If you decide to come along for tomorrow’s Olympic Lifting competition we’ll be meeting at the gym at 715am. If you decide to come along later, don’t forget that the address to the place is here – and we’ll be there until about 5pm. If you’re not sure if you should go, email me! After I lift I’ll have my phone on me. Also, if you’re planning on heading over, please post to the Facebook Wall so others can catch a ride with you!
Due to the competition there is no Intro to Olympic Lifting this Saturday.
In light of the workout below, refresh your knowledge of what to do with your CrossFit paws.
An easy one-pot recipe worth making on the weekends for the week, Paleo Zucchini Goulash!
Enough food to feed an army, or just you, all week long! A One-Pot Wonder: Chicken in the Pot
Really tasty looking EMERGENCY PROTEIN: Sesame Ginger Pork
Southern Style Collard Greens (the best way to make collards!) – Go ahead, buy the ham hock for this one! You won’t regret it!
SELF-MYOFASCIAL RELEASE: As needed until 10 past.
DYNAMIC WARM-UP: 15 seconds with each: Cat Camel, Heel Pressdowns, Spiderman Steps, Leg Swings, Hip Swings, Arm Swings
SKILL WORK: Review of the American Kettlebell Swing
TRIO WOD: Team EVA.
Five rounds for time of:
Run 800 meters
2 pood Kettlebell swing, 30 reps
Only one partner may be working at a time. One 300m run (SHORT LOOP!) is completed by one partner, the other 300m run is completed by the other partner, and the last 300m run is completed by the third partner. The total run per round is scaled up to 900m. You may switch the order of who runs or works first as needed throughout the workout. You may not complete the movements out of order. Every member of the team must do at least 1 rep of all the movements in every round.
ON RAMP with Liz at 10am:
SELF-MYOFASCIAL RELEASE: Until 10 past, Foam Roll and/or PVC Roll as needed.

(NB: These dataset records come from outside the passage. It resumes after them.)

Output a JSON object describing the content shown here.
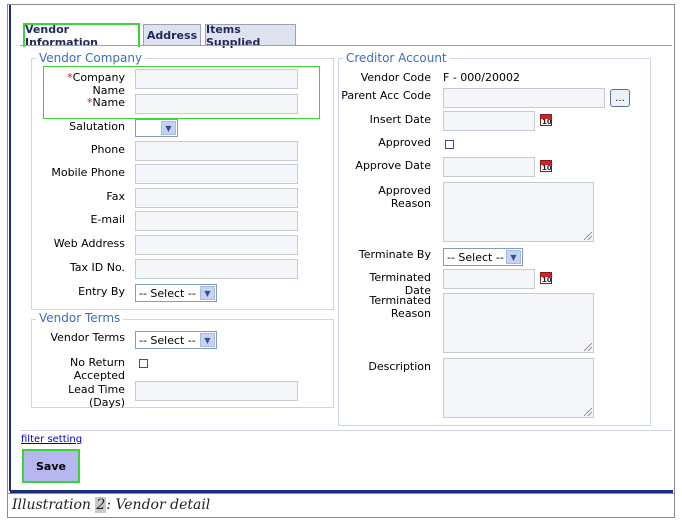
{
  "tabs": [
    {
      "label": "Vendor Information",
      "active": true
    },
    {
      "label": "Address",
      "active": false
    },
    {
      "label": "Items Supplied",
      "active": false
    }
  ],
  "vendor_company": {
    "legend": "Vendor Company",
    "company_name_label": "Company Name",
    "name_label": "Name",
    "salutation_label": "Salutation",
    "phone_label": "Phone",
    "mobile_phone_label": "Mobile Phone",
    "fax_label": "Fax",
    "email_label": "E-mail",
    "web_address_label": "Web Address",
    "tax_id_label": "Tax ID No.",
    "entry_by_label": "Entry By",
    "entry_by_value": "-- Select --",
    "salutation_value": "",
    "required_marker": "*"
  },
  "vendor_terms": {
    "legend": "Vendor Terms",
    "vendor_terms_label": "Vendor Terms",
    "vendor_terms_value": "-- Select --",
    "no_return_label_1": "No Return",
    "no_return_label_2": "Accepted",
    "lead_time_label": "Lead Time (Days)"
  },
  "creditor_account": {
    "legend": "Creditor Account",
    "vendor_code_label": "Vendor Code",
    "vendor_code_value": "F - 000/20002",
    "parent_acc_code_label": "Parent Acc Code",
    "browse_label": "...",
    "insert_date_label": "Insert Date",
    "approved_label": "Approved",
    "approve_date_label": "Approve Date",
    "approved_reason_label": "Approved Reason",
    "terminate_by_label": "Terminate By",
    "terminate_by_value": "-- Select --",
    "terminated_date_label": "Terminated Date",
    "terminated_reason_label_1": "Terminated",
    "terminated_reason_label_2": "Reason",
    "description_label": "Description",
    "calendar_glyph": "10"
  },
  "footer": {
    "filter_link": "filter setting",
    "save_label": "Save"
  },
  "caption": {
    "prefix": "Illustration ",
    "number": "2",
    "suffix": ": Vendor detail"
  }
}
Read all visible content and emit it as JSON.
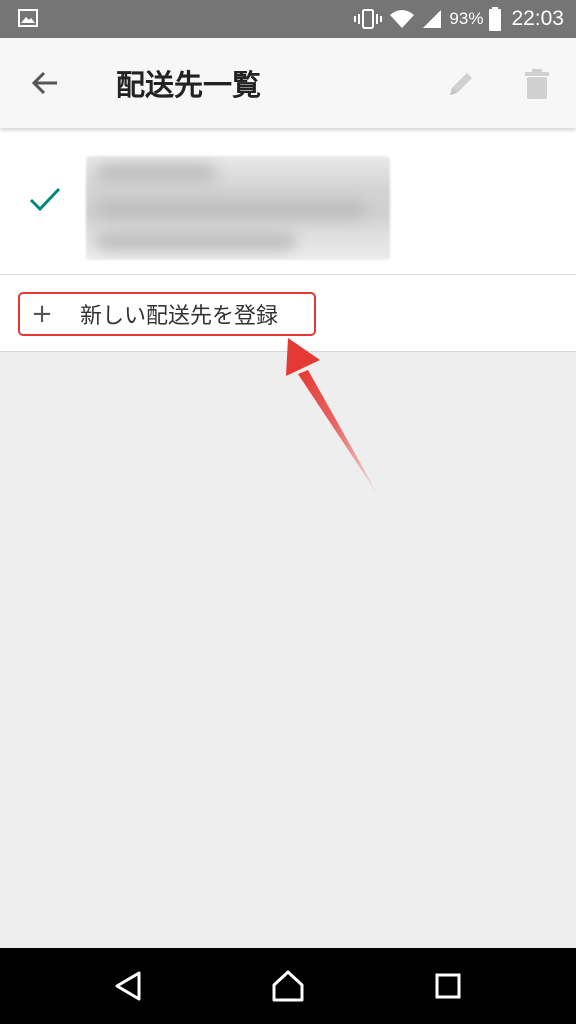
{
  "status_bar": {
    "battery_percent": "93%",
    "time": "22:03",
    "icons": [
      "gallery-icon",
      "vibrate-icon",
      "wifi-icon",
      "signal-icon",
      "battery-icon"
    ]
  },
  "toolbar": {
    "title": "配送先一覧",
    "back_icon": "arrow-back-icon",
    "edit_icon": "pencil-icon",
    "delete_icon": "trash-icon"
  },
  "address_list": {
    "selected_icon": "check-icon",
    "address_redacted": true
  },
  "add_address": {
    "plus": "+",
    "label": "新しい配送先を登録"
  },
  "annotation": {
    "arrow_color": "#e53935",
    "highlight_color": "#e53935"
  },
  "nav_bar": {
    "buttons": [
      "back-triangle-icon",
      "home-icon",
      "recents-icon"
    ]
  },
  "colors": {
    "accent_check": "#00897b",
    "toolbar_bg": "#f7f7f7",
    "status_bar_bg": "#757575",
    "content_bg": "#eeeeee"
  }
}
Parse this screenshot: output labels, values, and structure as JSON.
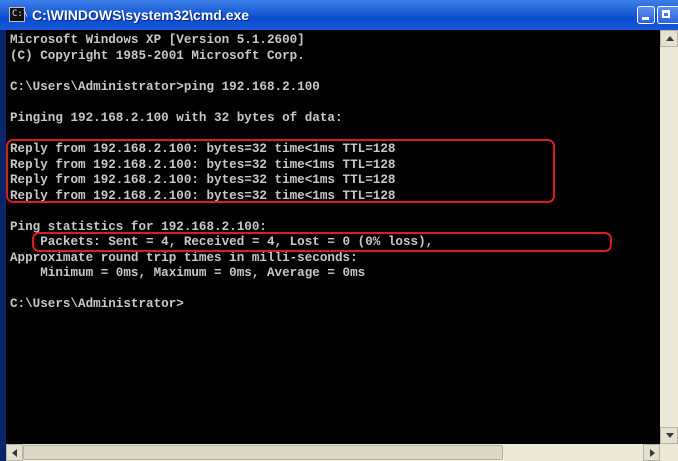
{
  "window": {
    "title": "C:\\WINDOWS\\system32\\cmd.exe",
    "icon": "cmd-prompt-icon",
    "icon_glyph": "C:\\",
    "controls": [
      "minimize-icon",
      "maximize-icon"
    ]
  },
  "console": {
    "text_color": "#c8c8c8",
    "background": "#000000",
    "highlight_color": "#d81e1e",
    "lines": [
      "Microsoft Windows XP [Version 5.1.2600]",
      "(C) Copyright 1985-2001 Microsoft Corp.",
      "",
      "C:\\Users\\Administrator>ping 192.168.2.100",
      "",
      "Pinging 192.168.2.100 with 32 bytes of data:",
      "",
      "Reply from 192.168.2.100: bytes=32 time<1ms TTL=128",
      "Reply from 192.168.2.100: bytes=32 time<1ms TTL=128",
      "Reply from 192.168.2.100: bytes=32 time<1ms TTL=128",
      "Reply from 192.168.2.100: bytes=32 time<1ms TTL=128",
      "",
      "Ping statistics for 192.168.2.100:",
      "    Packets: Sent = 4, Received = 4, Lost = 0 (0% loss),",
      "Approximate round trip times in milli-seconds:",
      "    Minimum = 0ms, Maximum = 0ms, Average = 0ms",
      "",
      "C:\\Users\\Administrator>"
    ]
  }
}
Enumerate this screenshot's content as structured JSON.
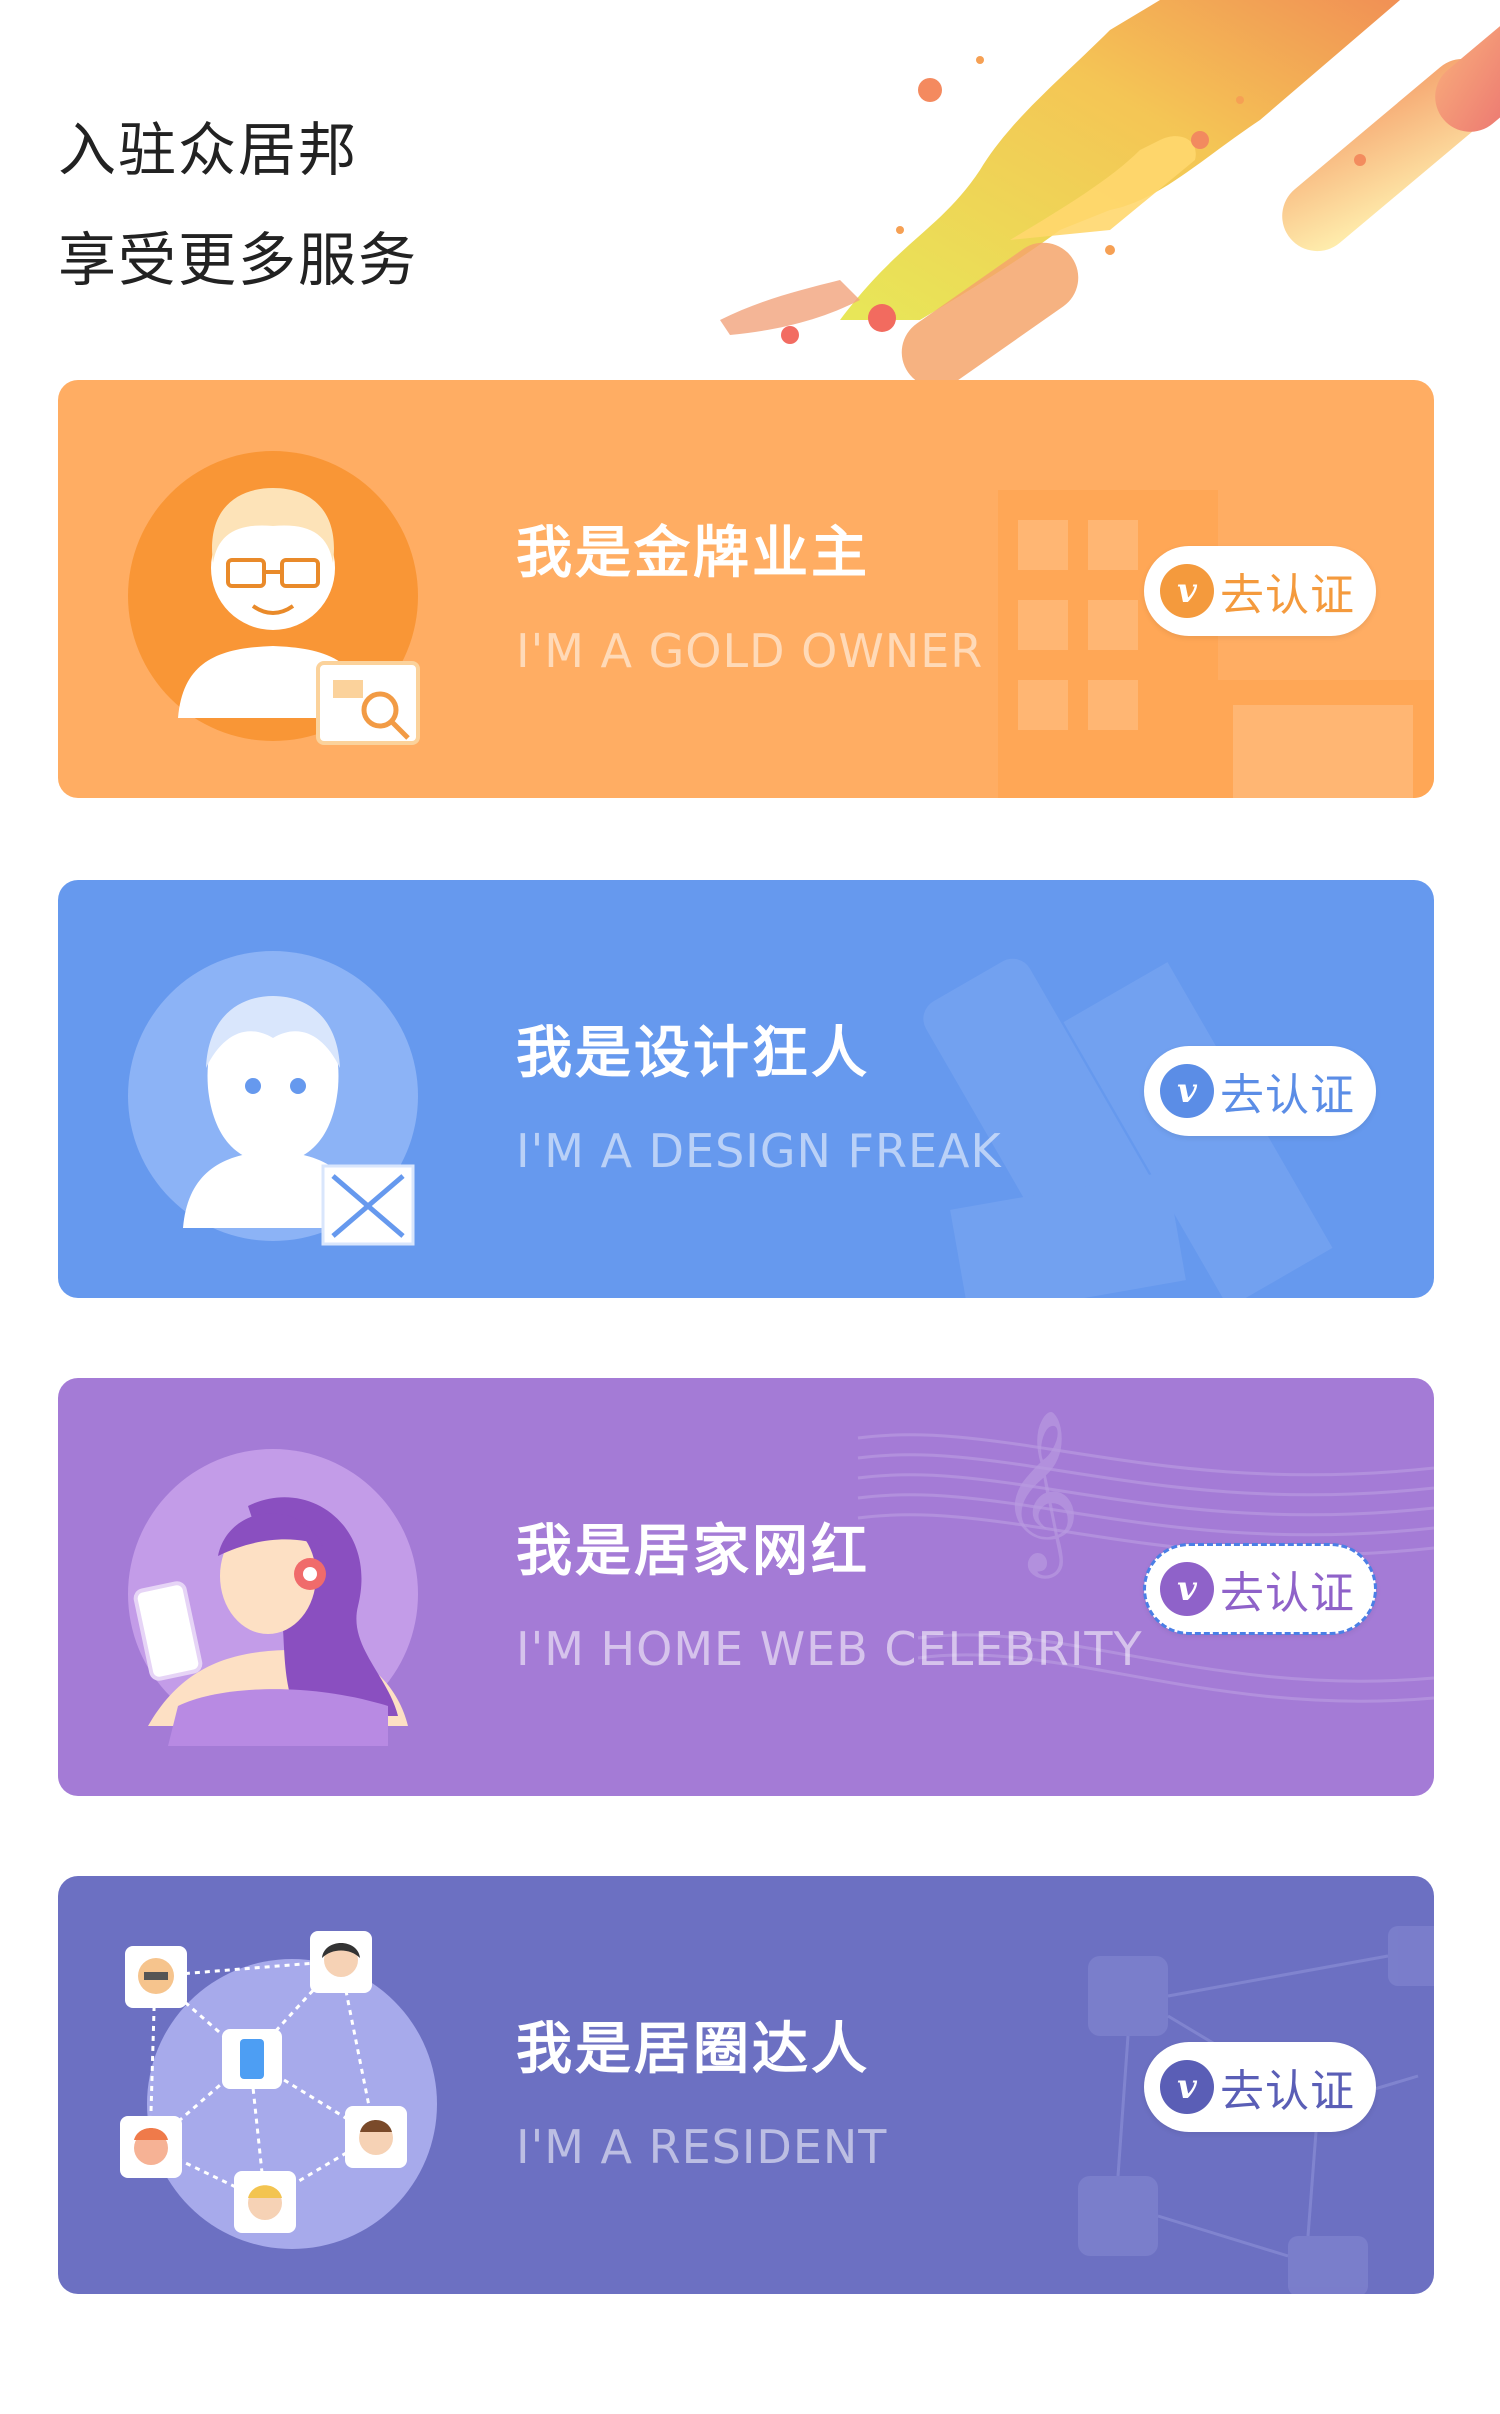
{
  "header": {
    "line1": "入驻众居邦",
    "line2": "享受更多服务"
  },
  "cards": [
    {
      "title": "我是金牌业主",
      "subtitle": "I'M A GOLD OWNER",
      "button": "去认证",
      "button_icon": "v-badge-icon",
      "color": "#ffad63",
      "accent": "#f49a3d"
    },
    {
      "title": "我是设计狂人",
      "subtitle": "I'M A DESIGN FREAK",
      "button": "去认证",
      "button_icon": "v-badge-icon",
      "color": "#6699ee",
      "accent": "#5b8de6"
    },
    {
      "title": "我是居家网红",
      "subtitle": "I'M HOME WEB CELEBRITY",
      "button": "去认证",
      "button_icon": "v-badge-icon",
      "color": "#a47bd6",
      "accent": "#8f62c9"
    },
    {
      "title": "我是居圈达人",
      "subtitle": "I'M A RESIDENT",
      "button": "去认证",
      "button_icon": "v-badge-icon",
      "color": "#6c70c2",
      "accent": "#5a5eb6"
    }
  ]
}
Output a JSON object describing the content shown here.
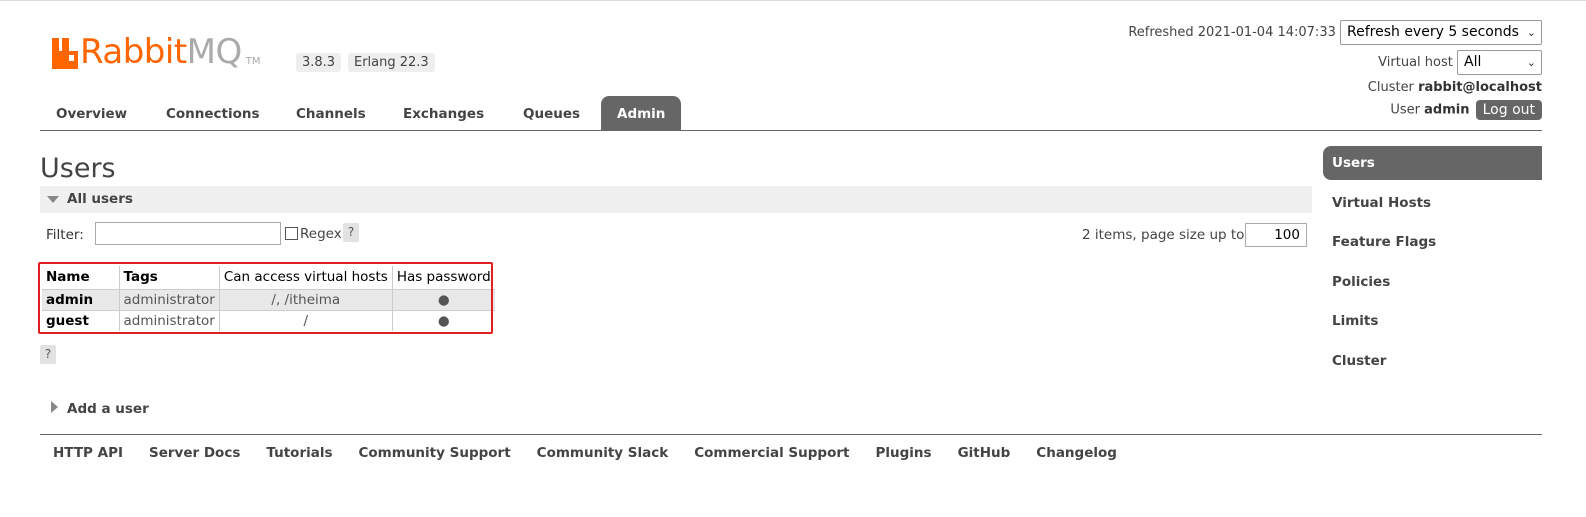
{
  "brand": {
    "name_orange": "Rabbit",
    "name_gray": "MQ",
    "tm": "TM",
    "version": "3.8.3",
    "erlang": "Erlang 22.3"
  },
  "header": {
    "refreshed_text": "Refreshed 2021-01-04 14:07:33",
    "refresh_select": "Refresh every 5 seconds",
    "virtual_host_label": "Virtual host",
    "virtual_host_select": "All",
    "cluster_label": "Cluster",
    "cluster_value": "rabbit@localhost",
    "user_label": "User",
    "user_value": "admin",
    "logout_label": "Log out"
  },
  "tabs": [
    "Overview",
    "Connections",
    "Channels",
    "Exchanges",
    "Queues",
    "Admin"
  ],
  "active_tab": "Admin",
  "page": {
    "title": "Users",
    "section_all_users": "All users",
    "filter_label": "Filter:",
    "filter_value": "",
    "regex_label": "Regex",
    "help": "?",
    "paging_text": "2 items, page size up to",
    "page_size": "100",
    "add_user": "Add a user"
  },
  "table": {
    "columns": [
      "Name",
      "Tags",
      "Can access virtual hosts",
      "Has password"
    ],
    "rows": [
      {
        "name": "admin",
        "tags": "administrator",
        "vhosts": "/, /itheima",
        "has_password": "●"
      },
      {
        "name": "guest",
        "tags": "administrator",
        "vhosts": "/",
        "has_password": "●"
      }
    ]
  },
  "sidebar": {
    "items": [
      "Users",
      "Virtual Hosts",
      "Feature Flags",
      "Policies",
      "Limits",
      "Cluster"
    ],
    "active": "Users"
  },
  "footer": {
    "links": [
      "HTTP API",
      "Server Docs",
      "Tutorials",
      "Community Support",
      "Community Slack",
      "Commercial Support",
      "Plugins",
      "GitHub",
      "Changelog"
    ]
  },
  "colors": {
    "brand_orange": "#ff6600",
    "active_tab": "#666666",
    "highlight_box": "#e02020"
  }
}
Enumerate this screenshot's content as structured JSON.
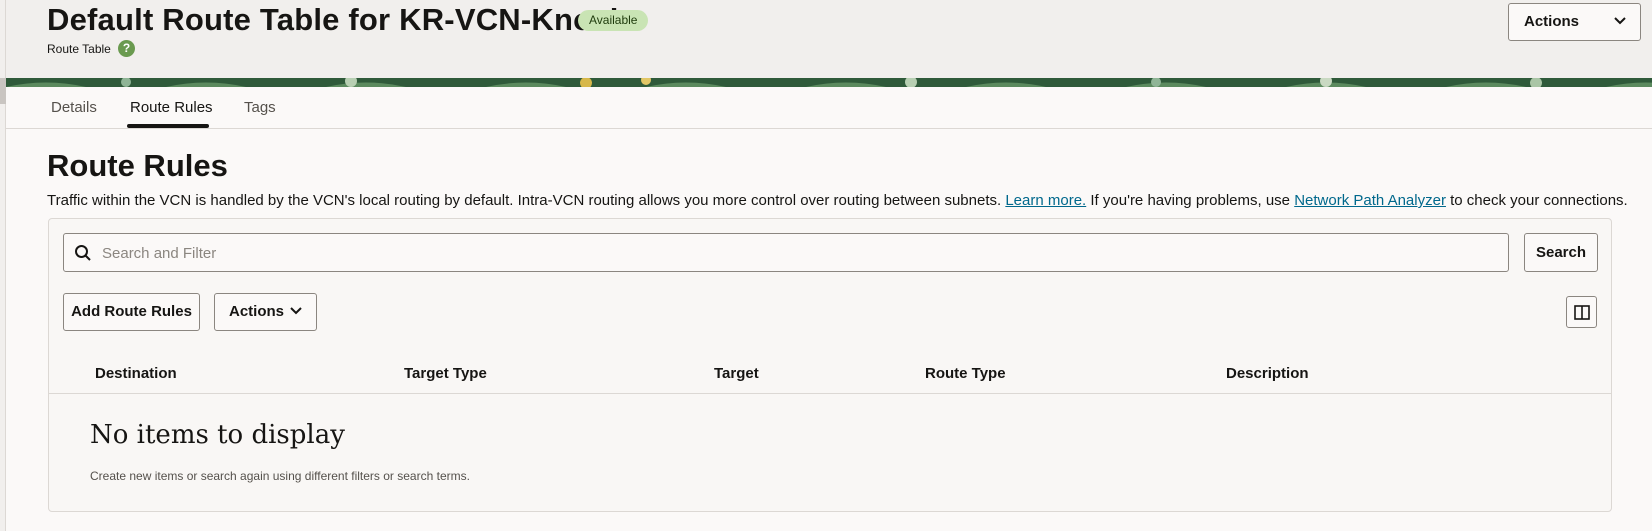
{
  "header": {
    "title": "Default Route Table for KR-VCN-Knock",
    "status": "Available",
    "subtitle": "Route Table",
    "help_icon": "?",
    "actions_label": "Actions"
  },
  "tabs": [
    {
      "label": "Details"
    },
    {
      "label": "Route Rules"
    },
    {
      "label": "Tags"
    }
  ],
  "section": {
    "title": "Route Rules",
    "intro_text": "Traffic within the VCN is handled by the VCN's local routing by default. Intra-VCN routing allows you more control over routing between subnets.",
    "learn_more_link": "Learn more.",
    "intro_text_2": "If you're having problems, use",
    "analyzer_link": "Network Path Analyzer",
    "intro_text_3": "to check your connections."
  },
  "search": {
    "placeholder": "Search and Filter",
    "button_label": "Search"
  },
  "toolbar": {
    "add_label": "Add Route Rules",
    "actions_label": "Actions"
  },
  "table": {
    "columns": [
      "Destination",
      "Target Type",
      "Target",
      "Route Type",
      "Description"
    ],
    "empty_title": "No items to display",
    "empty_subtitle": "Create new items or search again using different filters or search terms."
  },
  "colors": {
    "accent_link": "#00688c",
    "badge_bg": "#c9e4b4",
    "banner_green": "#2f5a3a"
  }
}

DYNAMIC WARM-UP: 10 reps of each: Cat Camel, Adductor Mobs, Spiderman Steps, Squat to Stand, Glute Bridges, Plate Assisted Good Mornings, Band Assisted Pull-up.
SKILL WORK: Russian Kettlebell Swing
METABOLIC CONDITIONING: 5 rounds for time of: Short Loop Run, 20 Good Plate Weighted Good Mornings (45/25), 10 Pull-ups
CROSSFIT ENDURANCE with Liz at 11am.